The past few months have been extremely challenging for me, and time and time again I have found myself in new and stressful situations where I don’t know what to do. Where I’m so scared of messing up that I end up sitting for hours, accomplishing nothing, purely because I am worrying so much about messing up.
These past few months have seen my personal life absolutely fall to pieces, while my workload increases and academic deadlines approach. I was panicking about absolutely everything under the sun. Last week I cried because I couldn’t find an outfit for work, I also had a near breakdown about putting on 3lbs. Three measly pounds almost sent me toppling over the edge.
It has only been the past few days that I’ve managed to see past this cloud of worrying and self-doubt and actually put plans in place to start rebuilding my life, and improve and be the best I can be in all areas of it. I know I’m capable of accomplishing the tasks set in front of me, I just needed to wake up and bloody realise that and take it one step at a time.
If you feel like you’re drowning in your own life, here’s how I’ve handled it: I got a notepad and I wrote down absolutely everything I need to get done, breaking tasks down into the individual stages, and setting realistic times to accomplish them. Instead of thinking ‘I have to finish my entire essay today’, I will put separate tasks for research, writing a conclusion, etc. No matter how trivial the task, it goes on the list. Even if it’s buying toothpaste, get it written down.
Then, at the end of the day when I start thinking I haven’t done enough, I can see that I have, and I did, and that I AM going to meet my deadlines and I AM going to smash all my projects.

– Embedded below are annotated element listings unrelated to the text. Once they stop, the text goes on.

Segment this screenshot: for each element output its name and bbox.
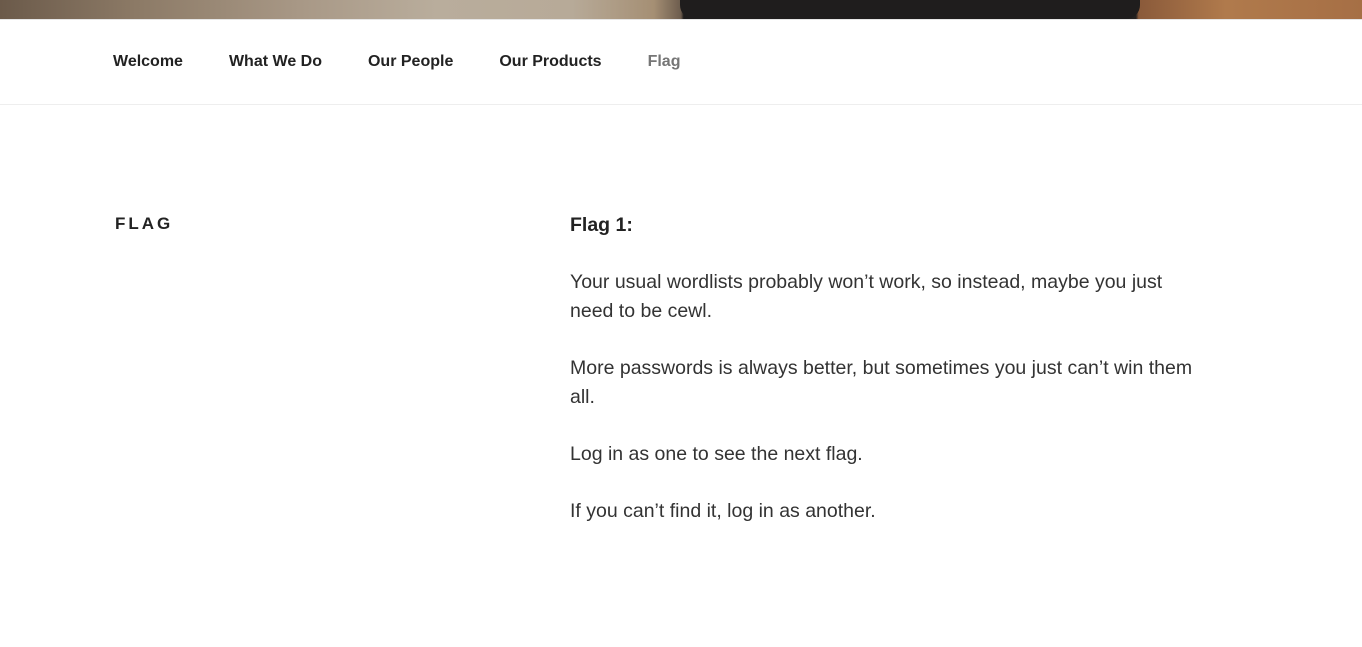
nav-item-flag[interactable]: Flag bbox=[648, 53, 681, 71]
nav-item-our-people[interactable]: Our People bbox=[368, 53, 453, 71]
paragraph-log-in: Log in as one to see the next flag. bbox=[570, 443, 863, 465]
paragraph-passwords: More passwords is always better, but som… bbox=[570, 357, 1193, 408]
entry-content: Flag 1: Your usual wordlists probably wo… bbox=[570, 211, 1210, 554]
paragraph-wordlists: Your usual wordlists probably won’t work… bbox=[570, 271, 1163, 322]
header-image-shape bbox=[680, 0, 1140, 19]
nav-menu: Welcome What We Do Our People Our Produc… bbox=[113, 53, 726, 71]
nav-item-our-products[interactable]: Our Products bbox=[499, 53, 601, 71]
page-title: Flag bbox=[115, 214, 174, 233]
nav-item-what-we-do[interactable]: What We Do bbox=[229, 53, 322, 71]
flag-heading: Flag 1: bbox=[570, 214, 633, 236]
header-image bbox=[0, 0, 1362, 19]
nav-item-welcome[interactable]: Welcome bbox=[113, 53, 183, 71]
top-navigation: Welcome What We Do Our People Our Produc… bbox=[0, 19, 1362, 105]
paragraph-log-in-another: If you can’t find it, log in as another. bbox=[570, 500, 876, 522]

What’s also helped me are the people around me. Having someone tell you you’re not insane, and you are capable when you feel worthless means the world.
Lastly, I took the massive step in starting the process to move away. Not to the ends of the earth, just out of the small town I grew up in. I felt trapped and desperately needed a change, so, fingers crossed all the paperwork goes through, I’ll shortly be moving into a shared house just up the road from Brighton! I can’t contain my excitement for this, and will be sure to post updates and some wee homewares hauls ASAP.